Dutch based ship designer eConowind has been tapped to supply one of their innovative “ventifoil“ wind-assisted propulsion systems onboard a 3,600 DWT cargo ship, marking the first commercial order of the system.

The system will be installed aboard the Van Dam Shipping’s general cargo vessel Ankie with delivery in the fourth quarter of 2019.

The Ventifoil wind-assist system has been developed over the last three years with help from an EU grant. The system uses non-rotating wings with vents and an internal fan which uses boundary layer suction to reduce drag and improve fuel efficiency.

“After several years of development and testing we are very happy to take this next big step: a first commercial installation to show that saving energy and emissions can mean saving money at the same time,” said Frank Nieuwenhuis, CEO of eConowind. “We are confident that such an innovative company as van Dam Shipping will manage to get the most out of the system and we are really excited to share the results in the coming months.”

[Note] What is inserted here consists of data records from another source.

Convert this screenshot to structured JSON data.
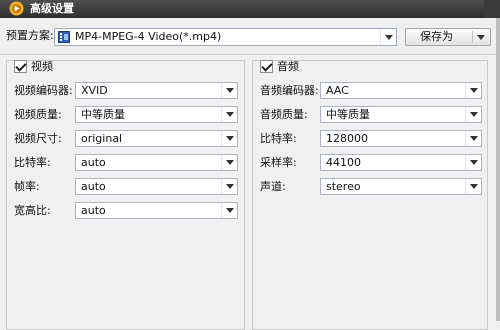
{
  "window": {
    "title": "高级设置"
  },
  "preset": {
    "label": "预置方案:",
    "value": "MP4-MPEG-4 Video(*.mp4)",
    "save_as_label": "保存为"
  },
  "video": {
    "title": "视频",
    "enabled": true,
    "rows": [
      {
        "label": "视频编码器:",
        "value": "XVID"
      },
      {
        "label": "视频质量:",
        "value": "中等质量"
      },
      {
        "label": "视频尺寸:",
        "value": "original"
      },
      {
        "label": "比特率:",
        "value": "auto"
      },
      {
        "label": "帧率:",
        "value": "auto"
      },
      {
        "label": "宽高比:",
        "value": "auto"
      }
    ]
  },
  "audio": {
    "title": "音频",
    "enabled": true,
    "rows": [
      {
        "label": "音频编码器:",
        "value": "AAC"
      },
      {
        "label": "音频质量:",
        "value": "中等质量"
      },
      {
        "label": "比特率:",
        "value": "128000"
      },
      {
        "label": "采样率:",
        "value": "44100"
      },
      {
        "label": "声道:",
        "value": "stereo"
      }
    ]
  },
  "icons": {
    "app": "app-logo-icon",
    "preset": "film-icon",
    "dropdown": "chevron-down-icon"
  },
  "colors": {
    "titlebar": "#3a3a3a",
    "select_border": "#a9b3c1",
    "app_icon": "#e8a11e"
  }
}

Van Dam Shipping estimates that the system could generate enough fuel savings to cover the initial investment in just three years.

“We expect the reduction in fuel costs over a period of approx. three years will equal the costs of the system and thus fulfill our dream of using the wind again in modern shipping, which has been 40 years in the making,” said Jan van Dam, owner of Van Dam Shipping.

Van Dam Shipping’s fleet consists of eight vessels operating in Northwest of Europe, including six vessels that specialize in transiting the Saima Canal in Finland.